China in its final part of its crash?

On the left, you see the real crash of the last 12 months - the invincible Chinese superstar market. We had 50k new broker accounts daily or weekly - I do not recall anymore. We lost almost 2/3 of the value from the top with a market valuation, which was insane (the same story like Japan 20 years ago). We are not finished yet, heading for 2000. I am wondering where all the decoupling heroes are, which do not dare to show up anymore with their pathetic theories. China is the manufacturing plant of the USA and EU and they are heading for a deep recession, so how could China do any good without their demand?

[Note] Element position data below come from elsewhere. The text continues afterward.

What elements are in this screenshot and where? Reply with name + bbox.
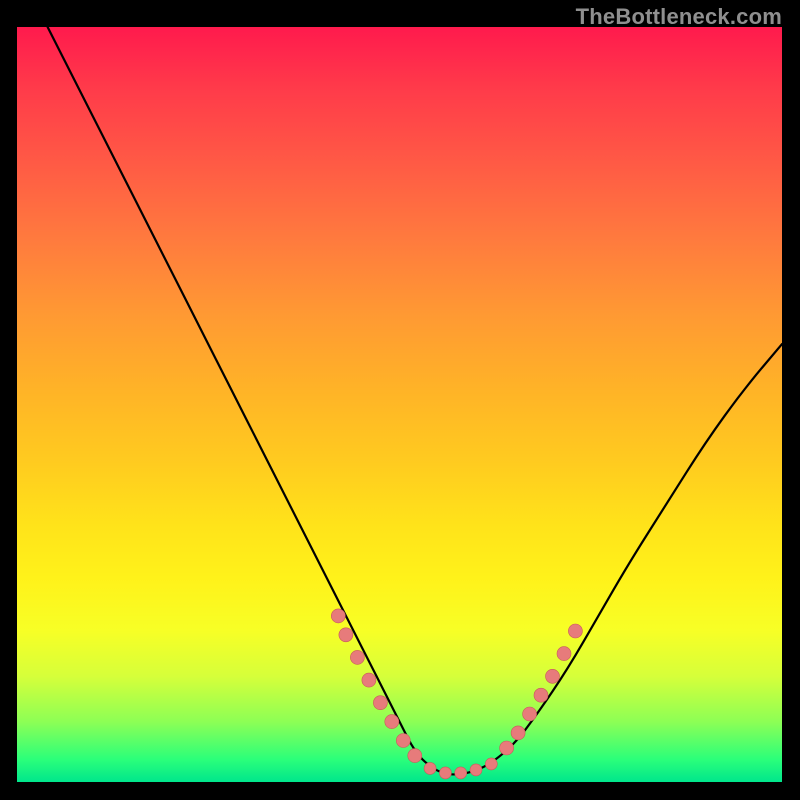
marker-valley [439, 767, 451, 779]
marker-left [362, 673, 376, 687]
gradient-plot-area [17, 27, 782, 782]
marker-left [373, 696, 387, 710]
marker-right [557, 647, 571, 661]
marker-left [339, 628, 353, 642]
bottleneck-curve [48, 27, 782, 774]
marker-right [568, 624, 582, 638]
marker-layer [331, 609, 582, 779]
marker-left [408, 749, 422, 763]
curve-svg [17, 27, 782, 782]
marker-valley [424, 762, 436, 774]
marker-valley [470, 764, 482, 776]
marker-right [523, 707, 537, 721]
marker-valley [485, 758, 497, 770]
marker-left [350, 650, 364, 664]
marker-right [500, 741, 514, 755]
marker-left [396, 734, 410, 748]
marker-left [331, 609, 345, 623]
curve-layer [48, 27, 782, 774]
marker-left [385, 715, 399, 729]
marker-valley [455, 767, 467, 779]
chart-frame: TheBottleneck.com [0, 0, 800, 800]
marker-right [511, 726, 525, 740]
marker-right [546, 669, 560, 683]
marker-right [534, 688, 548, 702]
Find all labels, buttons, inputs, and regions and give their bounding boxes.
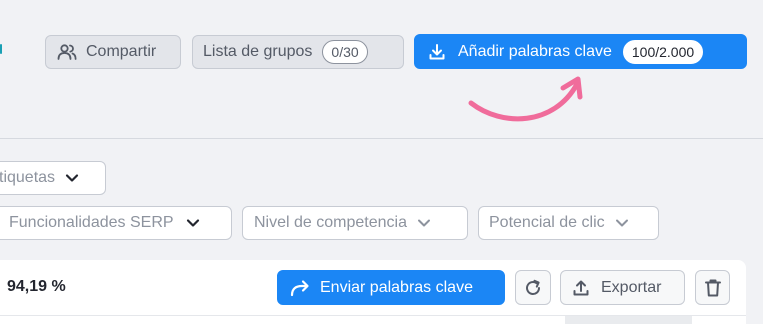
send-keywords-button[interactable]: Enviar palabras clave: [277, 270, 505, 305]
share-label: Compartir: [86, 43, 157, 60]
send-keywords-label: Enviar palabras clave: [320, 278, 473, 296]
chevron-down-icon: [417, 218, 431, 228]
users-icon: [57, 43, 77, 61]
add-keywords-label: Añadir palabras clave: [458, 42, 612, 60]
serp-features-filter[interactable]: Funcionalidades SERP: [0, 206, 232, 240]
click-potential-filter-label: Potencial de clic: [489, 214, 605, 231]
competition-level-filter[interactable]: Nivel de competencia: [242, 206, 468, 240]
share-arrow-icon: [289, 279, 311, 297]
serp-features-filter-label: Funcionalidades SERP: [9, 214, 174, 231]
share-button[interactable]: Compartir: [45, 35, 181, 69]
export-label: Exportar: [601, 278, 662, 296]
competition-level-filter-label: Nivel de competencia: [254, 214, 407, 231]
refresh-button[interactable]: [515, 270, 551, 305]
header-divider: [0, 138, 763, 139]
groups-list-button[interactable]: Lista de grupos 0/30: [192, 35, 404, 69]
groups-list-label: Lista de grupos: [203, 43, 313, 60]
accent-marker: [0, 44, 2, 54]
click-potential-filter[interactable]: Potencial de clic: [478, 206, 659, 240]
keywords-count-badge: 100/2.000: [622, 39, 704, 64]
groups-count-badge: 0/30: [322, 40, 368, 64]
delete-button[interactable]: [695, 270, 730, 305]
table-header-cell: [565, 316, 692, 324]
chevron-down-icon: [615, 218, 629, 228]
chevron-down-icon: [65, 173, 79, 183]
add-keywords-button[interactable]: Añadir palabras clave 100/2.000: [414, 34, 747, 69]
tags-filter[interactable]: tiquetas: [0, 161, 106, 195]
download-icon: [428, 43, 446, 61]
export-button[interactable]: Exportar: [560, 270, 685, 305]
annotation-arrow-icon: [468, 76, 583, 122]
upload-icon: [572, 279, 590, 297]
percentage-stat: 94,19 %: [7, 278, 66, 295]
refresh-icon: [523, 278, 543, 298]
chevron-down-icon: [186, 218, 200, 228]
trash-icon: [704, 278, 722, 298]
tags-filter-label: tiquetas: [0, 169, 56, 186]
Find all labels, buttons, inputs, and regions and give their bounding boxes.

Anyway, within 4-6 weeks we will have a serious bottom-out period and we should see a substantial move up. Assuming we will hold around 2000, the least counterwave should mark a 24% rebound even 38% is thinkable giving a 1000 points to 1500 points potential to 3500, but we might put that in more exact numbers as soon as we have the low. China is not still cheap and the valuation prospect depends on a scenario nobody accounts for right now, which is a global depression, which should slow down Chinese growth substantially.

Another aspect will be the new cold war, which was kicked off by the Russian intrusion into Georgia, but to be honest the rocket shield of the US to be deployed on Polish and Czech soil was part of the reasons why things got to this stage. The question is how will China position itself in this new emerging situation - for now they do not speak up, in order not to spoil the Olympic games. Nevertheless, it will be inevitable to take a bias with Iran and other Middle Eastern issues looming.

My assumption is that we will move away from globalization to nationalism as a general attitude, which will have a big impact on economic affairs and the flow of goods and money going forward. This would be a structural disruption of China's growth story. Twenty years ago Japan was also declared to overtake the USA as an economic power. This did not materialize, in fact just the opposite, Japan had a 20-year deflation period from which it never really returned. Twenty years later the Nikkei is still 70% below its high of 1989. China is definitely an emerging market at the brink of becoming a developed country within at least one more generation. Mainland China is still not like the Olympics make us believe. China possibly could be, although even they have severe problems going ahead, one of which is severe population (20 times an average US city, I heard yesterday watching Olympics).

The 2 dangerous weeks turned out to be the breakout of the cold war - part 2 and the markets have not discounted that yet, but when Uranus goes opposite Saturn in November, they will be evaluated in this new situation and markets will go lower, not in particularly in China, but globally.